We’ve written a short paper on our initial findings. It’s titled Happiness is greater in natural environments, which should give you a flavour of what we’ve found. We hope to make it available here just as soon as a journal accepts it.

We still plan to keep the app running as long it’s being used, and to use new responses in future research. Right now we have over 3 million responses from over 46,000 people.

Daily and yearly variation

The Guardian and Sunday Times have both written about us again recently. The Sunday Times piece was based on an image we created showing UK participants’ average happiness throughout a full year (we got the idea from a figure showing when people take photos).

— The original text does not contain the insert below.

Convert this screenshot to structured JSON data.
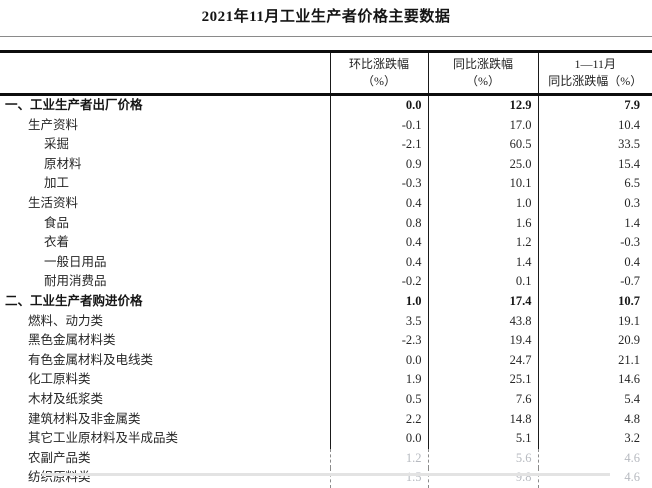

In the image, lighter shades are happier. From left to right the time of day runs from 8am to 10pm; from top to bottom the day of the year runs from 1 September 2010 to 31 August 2011. Mean happiness is calculated at one-minute intervals, based on mappiness responses during the preceding and following half-hour. There is more random variation (noise) in the later part of the year, because the sample then is smaller.

Click this reduced version for a full-size one:

UK average happiness

Can you spot… weekends? The trend on weekdays? Christmas day? The evening of New Year’s Eve? And the April/May bank holidays, including the royal wedding?

Policy

As we’ve mentioned before, the Government has committed itself to measuring national wellbeing, and to evaluating potential wellbeing impacts of policy.

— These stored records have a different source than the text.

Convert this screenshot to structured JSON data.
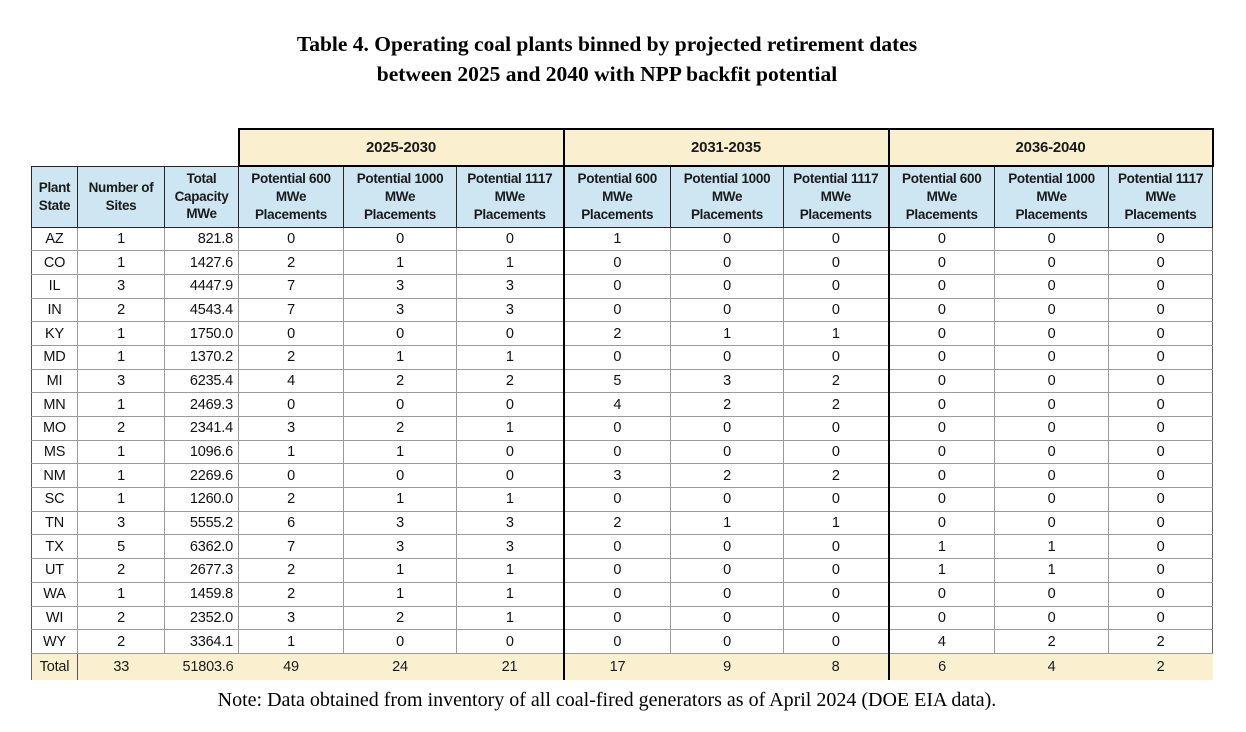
{
  "title": {
    "line1": "Table 4. Operating coal plants binned by projected retirement dates",
    "line2": "between 2025 and 2040 with NPP backfit potential"
  },
  "note": "Note: Data obtained from inventory of all coal-fired generators as of April 2024 (DOE EIA data).",
  "colors": {
    "group_header_bg": "#FAF0D0",
    "column_header_bg": "#CDE6F2",
    "total_row_bg": "#FAF0D0",
    "grid_line": "#9b9b9b",
    "group_divider": "#000000"
  },
  "table": {
    "group_headers": [
      "2025-2030",
      "2031-2035",
      "2036-2040"
    ],
    "column_headers": [
      "Plant\nState",
      "Number of\nSites",
      "Total\nCapacity\nMWe",
      "Potential 600\nMWe\nPlacements",
      "Potential 1000\nMWe\nPlacements",
      "Potential 1117\nMWe\nPlacements",
      "Potential 600\nMWe\nPlacements",
      "Potential 1000\nMWe\nPlacements",
      "Potential 1117\nMWe\nPlacements",
      "Potential 600\nMWe\nPlacements",
      "Potential 1000\nMWe\nPlacements",
      "Potential 1117\nMWe\nPlacements"
    ],
    "rows": [
      [
        "AZ",
        "1",
        "821.8",
        "0",
        "0",
        "0",
        "1",
        "0",
        "0",
        "0",
        "0",
        "0"
      ],
      [
        "CO",
        "1",
        "1427.6",
        "2",
        "1",
        "1",
        "0",
        "0",
        "0",
        "0",
        "0",
        "0"
      ],
      [
        "IL",
        "3",
        "4447.9",
        "7",
        "3",
        "3",
        "0",
        "0",
        "0",
        "0",
        "0",
        "0"
      ],
      [
        "IN",
        "2",
        "4543.4",
        "7",
        "3",
        "3",
        "0",
        "0",
        "0",
        "0",
        "0",
        "0"
      ],
      [
        "KY",
        "1",
        "1750.0",
        "0",
        "0",
        "0",
        "2",
        "1",
        "1",
        "0",
        "0",
        "0"
      ],
      [
        "MD",
        "1",
        "1370.2",
        "2",
        "1",
        "1",
        "0",
        "0",
        "0",
        "0",
        "0",
        "0"
      ],
      [
        "MI",
        "3",
        "6235.4",
        "4",
        "2",
        "2",
        "5",
        "3",
        "2",
        "0",
        "0",
        "0"
      ],
      [
        "MN",
        "1",
        "2469.3",
        "0",
        "0",
        "0",
        "4",
        "2",
        "2",
        "0",
        "0",
        "0"
      ],
      [
        "MO",
        "2",
        "2341.4",
        "3",
        "2",
        "1",
        "0",
        "0",
        "0",
        "0",
        "0",
        "0"
      ],
      [
        "MS",
        "1",
        "1096.6",
        "1",
        "1",
        "0",
        "0",
        "0",
        "0",
        "0",
        "0",
        "0"
      ],
      [
        "NM",
        "1",
        "2269.6",
        "0",
        "0",
        "0",
        "3",
        "2",
        "2",
        "0",
        "0",
        "0"
      ],
      [
        "SC",
        "1",
        "1260.0",
        "2",
        "1",
        "1",
        "0",
        "0",
        "0",
        "0",
        "0",
        "0"
      ],
      [
        "TN",
        "3",
        "5555.2",
        "6",
        "3",
        "3",
        "2",
        "1",
        "1",
        "0",
        "0",
        "0"
      ],
      [
        "TX",
        "5",
        "6362.0",
        "7",
        "3",
        "3",
        "0",
        "0",
        "0",
        "1",
        "1",
        "0"
      ],
      [
        "UT",
        "2",
        "2677.3",
        "2",
        "1",
        "1",
        "0",
        "0",
        "0",
        "1",
        "1",
        "0"
      ],
      [
        "WA",
        "1",
        "1459.8",
        "2",
        "1",
        "1",
        "0",
        "0",
        "0",
        "0",
        "0",
        "0"
      ],
      [
        "WI",
        "2",
        "2352.0",
        "3",
        "2",
        "1",
        "0",
        "0",
        "0",
        "0",
        "0",
        "0"
      ],
      [
        "WY",
        "2",
        "3364.1",
        "1",
        "0",
        "0",
        "0",
        "0",
        "0",
        "4",
        "2",
        "2"
      ]
    ],
    "total_row": [
      "Total",
      "33",
      "51803.6",
      "49",
      "24",
      "21",
      "17",
      "9",
      "8",
      "6",
      "4",
      "2"
    ]
  }
}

Gus O’Donnell, the head of the Civil Service, spoke recently on this topic at a very well-attended meeting of the All-Party Parliamentary Group on Well-being: you can hear his talk, Wellbeing Statistics: How Will Whitehall Respond.

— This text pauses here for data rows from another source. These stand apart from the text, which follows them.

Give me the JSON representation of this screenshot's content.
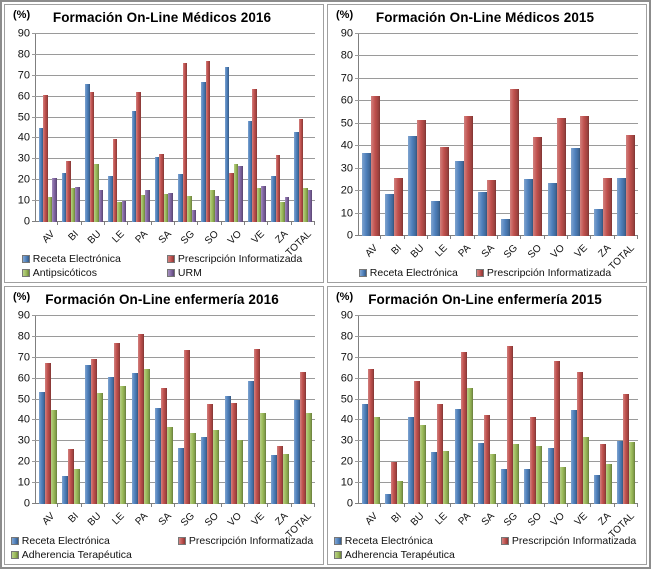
{
  "frame": {
    "background": "#ffffff",
    "border_color": "#8c8c8c"
  },
  "colors": {
    "series_blue": "#4f81bd",
    "series_red": "#c0504d",
    "series_green": "#9bbb59",
    "series_purple": "#8064a2",
    "gridline": "#9a9a9a",
    "axis": "#7f7f7f"
  },
  "chart_data": [
    {
      "type": "bar",
      "title": "Formación On-Line Médicos 2016",
      "unit_label": "(%)",
      "ylim": [
        0,
        90
      ],
      "ytick_step": 10,
      "grid": true,
      "legend_position": "bottom",
      "categories": [
        "AV",
        "BI",
        "BU",
        "LE",
        "PA",
        "SA",
        "SG",
        "SO",
        "VO",
        "VE",
        "ZA",
        "TOTAL"
      ],
      "series": [
        {
          "name": "Receta Electrónica",
          "color": "#4f81bd",
          "values": [
            45,
            23.5,
            66,
            22,
            53,
            31,
            23,
            67,
            74,
            48.5,
            22,
            43
          ]
        },
        {
          "name": "Prescripción Informatizada",
          "color": "#c0504d",
          "values": [
            61,
            29,
            62,
            39.5,
            62,
            32.5,
            76,
            77,
            23.5,
            63.5,
            32,
            49.5
          ]
        },
        {
          "name": "Antipsicóticos",
          "color": "#9bbb59",
          "values": [
            12,
            16,
            27.5,
            9.5,
            13,
            13.5,
            12.5,
            15.5,
            27.5,
            16,
            9.5,
            16
          ]
        },
        {
          "name": "URM",
          "color": "#8064a2",
          "values": [
            21,
            16.5,
            15.5,
            10,
            15.5,
            14,
            5.5,
            12.5,
            27,
            17,
            12,
            15.5
          ]
        }
      ]
    },
    {
      "type": "bar",
      "title": "Formación On-Line Médicos 2015",
      "unit_label": "(%)",
      "ylim": [
        0,
        90
      ],
      "ytick_step": 10,
      "grid": true,
      "legend_position": "bottom",
      "categories": [
        "AV",
        "BI",
        "BU",
        "LE",
        "PA",
        "SA",
        "SG",
        "SO",
        "VO",
        "VE",
        "ZA",
        "TOTAL"
      ],
      "series": [
        {
          "name": "Receta Electrónica",
          "color": "#4f81bd",
          "values": [
            37,
            18.5,
            44.5,
            15.5,
            33.5,
            19.5,
            7.5,
            25.5,
            23.5,
            39,
            12,
            26
          ]
        },
        {
          "name": "Prescripción Informatizada",
          "color": "#c0504d",
          "values": [
            62.5,
            26,
            51.5,
            39.5,
            53.5,
            25,
            65.5,
            44,
            52.5,
            53.5,
            26,
            45
          ]
        }
      ]
    },
    {
      "type": "bar",
      "title": "Formación On-Line enfermería 2016",
      "unit_label": "(%)",
      "ylim": [
        0,
        90
      ],
      "ytick_step": 10,
      "grid": true,
      "legend_position": "bottom",
      "categories": [
        "AV",
        "BI",
        "BU",
        "LE",
        "PA",
        "SA",
        "SG",
        "SO",
        "VO",
        "VE",
        "ZA",
        "TOTAL"
      ],
      "series": [
        {
          "name": "Receta Electrónica",
          "color": "#4f81bd",
          "values": [
            53.5,
            13.5,
            66.5,
            61,
            62.5,
            46,
            27,
            32,
            51.5,
            59,
            23.5,
            50
          ]
        },
        {
          "name": "Prescripción Informatizada",
          "color": "#c0504d",
          "values": [
            67.5,
            26.5,
            69.5,
            77,
            81.5,
            55.5,
            73.5,
            48,
            48.5,
            74,
            27.5,
            63
          ]
        },
        {
          "name": "Adherencia Terapéutica",
          "color": "#9bbb59",
          "values": [
            45,
            16.5,
            53,
            56.5,
            64.5,
            37,
            34,
            35.5,
            30.5,
            43.5,
            24,
            43.5
          ]
        }
      ]
    },
    {
      "type": "bar",
      "title": "Formación On-Line enfermería 2015",
      "unit_label": "(%)",
      "ylim": [
        0,
        90
      ],
      "ytick_step": 10,
      "grid": true,
      "legend_position": "bottom",
      "categories": [
        "AV",
        "BI",
        "BU",
        "LE",
        "PA",
        "SA",
        "SG",
        "SO",
        "VO",
        "VE",
        "ZA",
        "TOTAL"
      ],
      "series": [
        {
          "name": "Receta Electrónica",
          "color": "#4f81bd",
          "values": [
            48,
            4.5,
            41.5,
            25,
            45.5,
            29,
            16.5,
            16.5,
            27,
            45,
            14,
            30
          ]
        },
        {
          "name": "Prescripción Informatizada",
          "color": "#c0504d",
          "values": [
            64.5,
            20,
            59,
            48,
            73,
            42.5,
            75.5,
            41.5,
            68.5,
            63,
            28.5,
            52.5
          ]
        },
        {
          "name": "Adherencia Terapéutica",
          "color": "#9bbb59",
          "values": [
            41.5,
            11,
            38,
            25.5,
            55.5,
            24,
            28.5,
            27.5,
            17.5,
            32,
            19,
            29.5
          ]
        }
      ]
    }
  ]
}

And we’ve had a brief meeting with members of the Cabinet Office‘s Behavioural Insight team, who were very interested in mappiness and in similar approaches to understanding momentary happiness.

Bugs!

You might have noticed an update (1.1.3) in the App Store in recent weeks. We hoped this would work around a bug introduced in iOS5, which can sometimes cause the app to crash if you’ve turned on ‘Save photos to album’ in app settings.

We haven’t been able to reproduce the bug for ourselves, so we’re not sure if this work-around has worked… and if it has, it may be at the cost of photos not actually being saved. We apologise for this. Apple has confirmed to us that this is a bug they’re working on, so we’ve got our fingers crossed for a fix in iOS 5.0.2.